Traffic safety puts change on radar in Pa.
Pennsylvania is the last state in the country to forbid local police from using radar for speed enforcement, but that could be changing.
State Sen. James R. Brewster, D-McKeesport, whose district includes Monroeville and Plum, said a Senate transportation committee hearing in Harrisburg in June renewed the debate with one big difference.
For the first time in more than 40 years, state police support the idea of local police use of radar or the newer laser-based, speed-enforcement system known as LIDAR.
The reason, he said, is safety.
Still, critics aren't happy.
State Sen. Jim Ferlo, D-Highland Park, is a longtime opponent of local radar use and says he hasn't changed his mind. Ferlo also isn't a fan of red light cameras being tested in Philadelphia and Pittsburgh or drunken driving checkpoints used everywhere.
He instead thinks regular police on patrol will make more arrests of impaired or distracted drivers than with other tactics.
He believes municipal police use of radar or LIDAR is “questionable,” he said. “I'm fearful it will be used as a revenue generator.”
He isn't alone in that view.
“Radar and LIDAR promote the establishment of speed traps,” said John Bowman, a spokesman for the Wisconsin-based National Motorists Association.
“We hope things stay the same in Pennsylvania,” Bowman said.
The association ranks Pennsylvania 41st among the 50 states for law enforcement use of DUI checkpoints and federally funded ticket blitzes.
Brewster said there are restrictions included in the legislation to thwart speed traps.
Brewster, a former mayor, said he listened to numerous versions of radar legislation. He said the General Assembly has no intention of allowing radar to be used as a money-maker.
“If any community somehow thinks they can take advantage of this and tries to have a speed trap, they will get a visit from law enforcement. The idea is to improve safety,” said Brewster, a member of the Senate Transportation Committee.
State Sen. Don White, R-Indiana, is “willing to support it, generally speaking,” said his spokesman Joe Pittman.
State Rep. Jeff Pyle, R-Ford City, said he is still reviewing the issue. For the past three weeks, the Appropriations Committee member has been immersed in budget wrangling.
“State police dropping their opposition is a big thing,” he noted.
Other area lawmakers didn't return calls for comment.
But local use of radar won't be happening soon.
The local radar bills are only at the hearing stage, and no votes are planned to push the issue to the floor of the Senate or House.
Some bill versions limit officers to use radar only on roads owned by the city, town, township or borough. Others bills would give local police the go ahead if more of the speeding ticket money is sent to municipalities.
“We have to fine tune them,” Brewster said. That process won't be easy or happen quickly.
Dane Merryman, executive director of the Pennsylvania Chiefs of Police Association, said local police radar use is long overdue.
Speed enforcement reduces deaths, he said.

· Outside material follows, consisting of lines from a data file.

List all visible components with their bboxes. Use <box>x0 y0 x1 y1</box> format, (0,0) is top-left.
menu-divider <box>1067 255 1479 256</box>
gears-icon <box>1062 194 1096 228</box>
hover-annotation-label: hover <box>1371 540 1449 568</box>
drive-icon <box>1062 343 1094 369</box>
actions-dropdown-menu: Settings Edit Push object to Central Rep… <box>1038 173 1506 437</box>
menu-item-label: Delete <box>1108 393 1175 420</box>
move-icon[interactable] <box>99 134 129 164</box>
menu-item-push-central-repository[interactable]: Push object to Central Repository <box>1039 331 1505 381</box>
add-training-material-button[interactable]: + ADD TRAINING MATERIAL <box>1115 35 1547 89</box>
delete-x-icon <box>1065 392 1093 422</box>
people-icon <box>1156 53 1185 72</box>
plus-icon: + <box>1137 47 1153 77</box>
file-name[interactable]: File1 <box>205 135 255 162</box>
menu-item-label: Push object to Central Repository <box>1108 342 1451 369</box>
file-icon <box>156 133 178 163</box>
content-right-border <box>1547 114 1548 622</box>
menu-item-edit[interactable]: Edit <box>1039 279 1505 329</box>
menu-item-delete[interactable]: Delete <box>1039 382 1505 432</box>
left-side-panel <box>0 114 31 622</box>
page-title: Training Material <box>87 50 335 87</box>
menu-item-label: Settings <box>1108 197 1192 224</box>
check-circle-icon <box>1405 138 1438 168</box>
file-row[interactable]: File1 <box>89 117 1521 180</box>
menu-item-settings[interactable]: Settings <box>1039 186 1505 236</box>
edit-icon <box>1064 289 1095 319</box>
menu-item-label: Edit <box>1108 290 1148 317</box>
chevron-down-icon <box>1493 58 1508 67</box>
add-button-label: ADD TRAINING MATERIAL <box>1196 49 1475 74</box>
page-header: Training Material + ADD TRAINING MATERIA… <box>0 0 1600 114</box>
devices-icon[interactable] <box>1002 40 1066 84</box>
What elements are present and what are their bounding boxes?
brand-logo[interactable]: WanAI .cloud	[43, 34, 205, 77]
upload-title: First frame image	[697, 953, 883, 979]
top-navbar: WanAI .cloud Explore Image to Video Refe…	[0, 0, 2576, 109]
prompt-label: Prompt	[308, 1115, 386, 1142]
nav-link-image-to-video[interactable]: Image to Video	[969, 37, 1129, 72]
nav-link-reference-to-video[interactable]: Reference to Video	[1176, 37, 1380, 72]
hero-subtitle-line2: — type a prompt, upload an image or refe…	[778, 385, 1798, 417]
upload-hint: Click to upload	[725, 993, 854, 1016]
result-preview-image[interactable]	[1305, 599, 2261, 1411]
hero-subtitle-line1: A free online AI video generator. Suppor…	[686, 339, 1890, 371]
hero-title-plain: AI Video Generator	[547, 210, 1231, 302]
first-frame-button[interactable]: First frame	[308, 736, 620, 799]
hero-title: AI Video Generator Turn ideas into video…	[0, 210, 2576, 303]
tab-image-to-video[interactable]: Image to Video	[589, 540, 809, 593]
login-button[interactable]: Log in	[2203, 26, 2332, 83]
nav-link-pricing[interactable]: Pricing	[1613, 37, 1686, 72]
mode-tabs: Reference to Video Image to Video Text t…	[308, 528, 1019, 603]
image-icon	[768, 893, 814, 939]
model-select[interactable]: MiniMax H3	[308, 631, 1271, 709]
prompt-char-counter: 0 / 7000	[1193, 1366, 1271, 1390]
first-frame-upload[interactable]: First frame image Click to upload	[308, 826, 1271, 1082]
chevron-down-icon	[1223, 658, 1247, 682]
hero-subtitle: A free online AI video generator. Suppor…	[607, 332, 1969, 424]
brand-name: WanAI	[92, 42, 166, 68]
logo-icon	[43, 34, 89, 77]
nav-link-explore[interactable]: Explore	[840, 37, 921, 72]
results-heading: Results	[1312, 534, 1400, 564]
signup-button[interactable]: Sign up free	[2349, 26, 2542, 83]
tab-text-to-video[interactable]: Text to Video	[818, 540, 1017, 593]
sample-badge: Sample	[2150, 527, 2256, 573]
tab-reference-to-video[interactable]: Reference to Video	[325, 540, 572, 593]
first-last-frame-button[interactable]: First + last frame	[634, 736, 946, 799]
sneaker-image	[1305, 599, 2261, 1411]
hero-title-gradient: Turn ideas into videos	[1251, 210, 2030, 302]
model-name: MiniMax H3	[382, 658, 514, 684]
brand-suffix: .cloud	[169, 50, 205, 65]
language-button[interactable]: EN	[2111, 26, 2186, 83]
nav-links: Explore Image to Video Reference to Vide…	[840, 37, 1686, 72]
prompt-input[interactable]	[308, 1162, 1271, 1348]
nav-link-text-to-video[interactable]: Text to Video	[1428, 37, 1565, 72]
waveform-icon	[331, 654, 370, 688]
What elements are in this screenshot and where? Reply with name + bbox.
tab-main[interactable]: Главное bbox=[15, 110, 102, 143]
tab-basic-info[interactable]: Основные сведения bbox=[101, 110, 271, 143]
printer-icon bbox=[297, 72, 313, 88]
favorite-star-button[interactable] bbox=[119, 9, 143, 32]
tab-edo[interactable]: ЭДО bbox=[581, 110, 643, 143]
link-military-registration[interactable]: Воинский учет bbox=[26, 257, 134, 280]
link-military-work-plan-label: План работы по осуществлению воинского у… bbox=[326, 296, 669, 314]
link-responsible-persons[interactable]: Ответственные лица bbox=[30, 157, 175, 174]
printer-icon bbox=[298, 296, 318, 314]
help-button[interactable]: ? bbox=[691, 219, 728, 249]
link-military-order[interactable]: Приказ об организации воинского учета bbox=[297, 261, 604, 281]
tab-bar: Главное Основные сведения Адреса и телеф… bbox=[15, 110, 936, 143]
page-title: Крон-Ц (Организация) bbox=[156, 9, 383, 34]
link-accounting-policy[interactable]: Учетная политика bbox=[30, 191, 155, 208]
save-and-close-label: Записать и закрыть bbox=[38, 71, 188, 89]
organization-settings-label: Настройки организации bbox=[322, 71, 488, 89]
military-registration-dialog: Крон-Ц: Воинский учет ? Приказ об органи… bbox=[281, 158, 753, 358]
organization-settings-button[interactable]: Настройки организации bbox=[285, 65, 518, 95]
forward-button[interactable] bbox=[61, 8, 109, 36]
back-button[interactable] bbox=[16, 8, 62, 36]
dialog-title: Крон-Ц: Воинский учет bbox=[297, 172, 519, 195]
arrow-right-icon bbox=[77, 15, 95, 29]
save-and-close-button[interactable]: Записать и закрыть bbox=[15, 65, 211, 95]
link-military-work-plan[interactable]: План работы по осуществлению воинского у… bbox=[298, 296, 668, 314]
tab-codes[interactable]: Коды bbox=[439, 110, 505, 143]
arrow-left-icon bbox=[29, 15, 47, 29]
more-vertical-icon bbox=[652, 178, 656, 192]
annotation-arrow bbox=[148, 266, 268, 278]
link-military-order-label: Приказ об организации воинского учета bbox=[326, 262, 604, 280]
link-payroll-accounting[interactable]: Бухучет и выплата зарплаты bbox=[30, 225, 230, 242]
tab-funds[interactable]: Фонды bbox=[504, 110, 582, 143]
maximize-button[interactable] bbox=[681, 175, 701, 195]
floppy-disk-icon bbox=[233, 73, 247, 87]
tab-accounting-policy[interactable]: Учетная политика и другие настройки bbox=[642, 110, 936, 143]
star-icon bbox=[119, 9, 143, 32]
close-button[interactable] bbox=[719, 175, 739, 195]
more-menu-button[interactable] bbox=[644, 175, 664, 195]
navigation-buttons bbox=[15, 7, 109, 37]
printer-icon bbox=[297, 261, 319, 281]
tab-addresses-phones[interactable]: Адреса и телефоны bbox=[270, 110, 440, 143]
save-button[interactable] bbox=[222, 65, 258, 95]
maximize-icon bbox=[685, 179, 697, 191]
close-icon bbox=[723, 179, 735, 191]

“The same regulations and protocols that apply to state police would apply to municipal police,” he said. Worries about widespread abuse are “unfounded,” he added.
The retired state trooper and municipal officer said, from his experience, speeding is a major cause of accident and injury.
“This would be very proactive and we need it,” said Kittanning police Chief Bruce Matthews.
There often isn't room for VASCAR, a speed detection alternative, in neighborhoods, he said.
Radar or LIDAR would increase accuracy, Harrison police Chief Mike Klein said.
“It takes any human error out of it,” he said. “How is it OK for every other state to have this and Pennsylvania doesn't?”
West Deer police Chief Jon Lape said a municipality normally gets $17.50 from a $155 ticket for driving 10 mph over the speed limit. Most of the fine goes to the state.
If an officer goes to the district judge hearing to testify and the officer is off duty, then the $17.50 disappears for overtime, Lape said.
Springdale police Chief Julio F. Medeiros III finds the lack of local radar troublesome and maybe humorous.
“I have worked in Rhode Island, Nebraska and South Dakota. I've used radar since the 1980s and LIDAR since 2000. When I arrived in Pennsylvania, I asked, ‘Is this a joke?' and they said no. I absolutely endorse local police radar use. I endorse it 1,000 percent.”